张颜齐“我去了你老家,问了你所有可能认识的人,报了警,还...”
林晚星“张先生。”
林晚星打断他,语气平静得像在说今天天气。
林晚星“我们认识吗?”
张颜齐像是被这句话刺穿了。
他后退半步,背撞在墙上,发出沉闷的响声。
张颜齐“你...你说什么?”
林晚星“我说,我们认识吗?”
林晚星重复了一遍,甚至微微歪了歪头,露出一个礼貌而疏离的微笑。
林晚星“如果我没记错,这是我第一次见到您本人。以前在电视上看过,但应该不算认识。”
她每说一个字,张颜齐的脸色就白一分。
张颜齐“洗衣店...”
他艰难地吐出几个字。
张颜齐“2023年1月,河西那家‘洁馨洗衣’,你和你妈妈来送衣服,你认出了戴口罩的我...”
林晚星“抱歉,您可能记错了。”
林晚星的声音依然平稳。
林晚星“我没去过那家洗衣店。我妈妈在老家,很少来长沙。”
她说得那么自然,那么笃定,连自己都快信了。
张颜齐盯着她,眼睛红得吓人。
他突然伸手,不是碰她,而是指向她左手的手腕。
张颜齐“那道疤呢?你说过永远不会去掉的。”
林晚星下意识地把手腕往后缩。
那里确实有一道浅浅的疤痕,2023年夏天她做饭时不小心烫伤的,当时张颜齐手忙脚乱地给她涂药膏,她笑着说要留着当纪念。
林晚星“这是胎记。”
她面不改色地说。
林晚星“从小就有的。”
张颜齐“林晚星!”
张颜齐终于失控了,声音抬高,引来远处几个工作人员的侧目。
张颜齐“你看着我!你看着我的眼睛说你不认识我!”
林晚星抬起头,真的看向他的眼睛。
那双眼睛她曾经那么熟悉。
笑起来会弯成月牙,生气时会微微眯起,难过时会蒙上一层水光。
现在这双眼睛里盛满了痛苦、困惑、和一种近乎绝望的恳求。
她看了三秒,然后移开视线。
林晚星“张先生,您可能真的认错人了。

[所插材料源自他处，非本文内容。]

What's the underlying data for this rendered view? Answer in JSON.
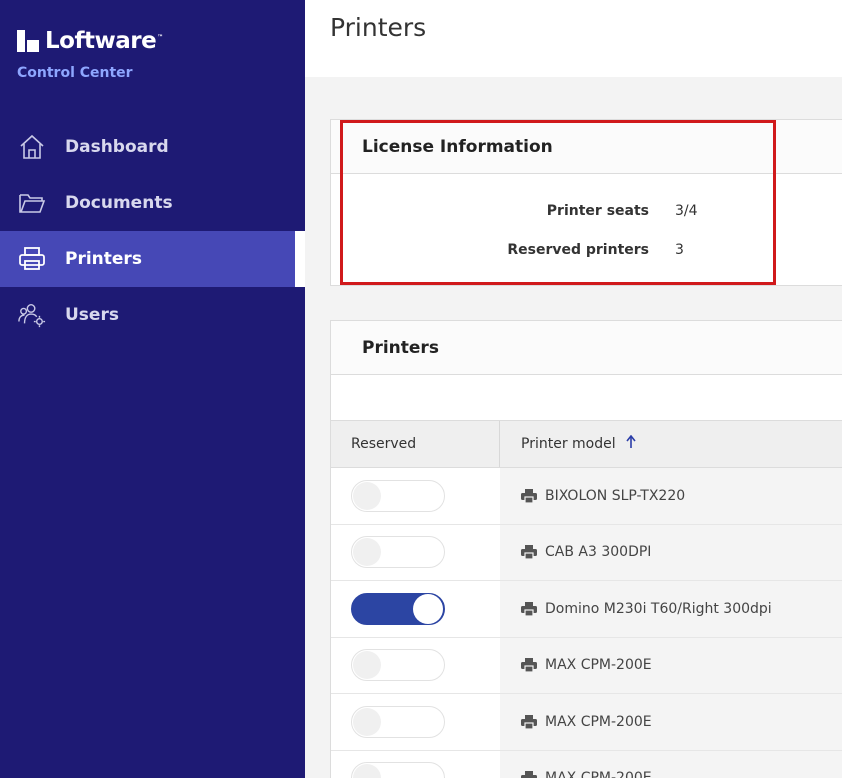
{
  "brand": {
    "name": "Loftware",
    "tm": "™",
    "subtitle": "Control Center"
  },
  "nav": [
    {
      "label": "Dashboard",
      "icon": "home-icon",
      "active": false
    },
    {
      "label": "Documents",
      "icon": "folder-icon",
      "active": false
    },
    {
      "label": "Printers",
      "icon": "printer-icon",
      "active": true
    },
    {
      "label": "Users",
      "icon": "users-gear-icon",
      "active": false
    }
  ],
  "page": {
    "title": "Printers"
  },
  "license": {
    "title": "License Information",
    "printer_seats_label": "Printer seats",
    "printer_seats_value": "3/4",
    "reserved_label": "Reserved printers",
    "reserved_value": "3"
  },
  "printers": {
    "title": "Printers",
    "columns": {
      "reserved": "Reserved",
      "model": "Printer model",
      "sort_icon": "arrow-up-icon"
    },
    "rows": [
      {
        "reserved": false,
        "model": "BIXOLON SLP-TX220"
      },
      {
        "reserved": false,
        "model": "CAB A3 300DPI"
      },
      {
        "reserved": true,
        "model": "Domino M230i T60/Right 300dpi"
      },
      {
        "reserved": false,
        "model": "MAX CPM-200E"
      },
      {
        "reserved": false,
        "model": "MAX CPM-200E"
      },
      {
        "reserved": false,
        "model": "MAX CPM-200E"
      }
    ]
  },
  "colors": {
    "sidebar": "#1e1a74",
    "active_nav": "#4648b6",
    "accent": "#2c45a3",
    "highlight": "#d0191b"
  }
}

”
她说着,从包里拿出工作证,指了指上面的照片。
林晚星“我是叫林晚星,但是是今天来代班的工作人员。如果您没有其他工作相关的事,我得去交表了。”
说完,她侧身从他身边走过。
这一次,张颜齐没有拦她。
她走到走廊尽头时回头看了一眼。
他还站在原地,背靠着墙,低着头,肩膀微微颤抖。
从她的角度看过去,他又变成了一个模糊的轮廓,只是这次,那个轮廓正在碎裂。
林晚星转回头,继续往前走。
一步,两步,三步。
走到行政部门口时,她停下来,从包里拿出那张被揉皱的纸团。
展开,上面是被撕碎的背影素描。
她看了很久,然后把它对折,再对折,折成一个很小很小的方块,放进了钱包最里层的夹层。
那里已经有很多这样的小纸块了。
每一张都画着他。
洗衣店后巷抽烟的他,深夜写歌时皱眉的他,第一次牵她手时耳朵通红的他。
医生说这是“强迫性重复”。
创伤患者会无意识地重复与创伤相关的情境或行为。
她知道。
但她停不下来。
就像现在,她明明该立刻离开这里,却还是走到了能看见演播厅后台的走廊窗前。
透过玻璃,她看见张颜齐坐在休息室的角落,齐思钧正蹲在他面前说着什么。
张颜齐低着头,双手捂着脸,肩膀耸动的幅度很大,像是在哭。
林晚星看了十秒,然后转身离开。
走出广电大楼时,冷空气扑面而来。
她深吸一口气,那口气却卡在胸口,怎么也吐不出来。
喉咙像是被什么堵住了,眼睛发涩,但她没有哭。
她已经很久不会哭了。
2024年11月8日之后,她的眼泪就流干了。
医生说这是创伤后的情感麻木,是自我保护。
手机震动,苏晴发来消息。
苏晴「晚星,怎么样?还顺利吗?我妈手术结束了,医生说很成功。谢谢你,真的。」
林晚星打字回复。
林晚星「顺利。阿姨平安就好。」
发送。
她站在路边等公交,抬头看了看天。
还是灰蒙蒙的,和两小时前一样。
什么都没有变。
除了那个在休息室里哭泣的人。
除了她钱包里又多了一张画着他的碎纸。
公交来了,她上车,找了个靠窗的位置。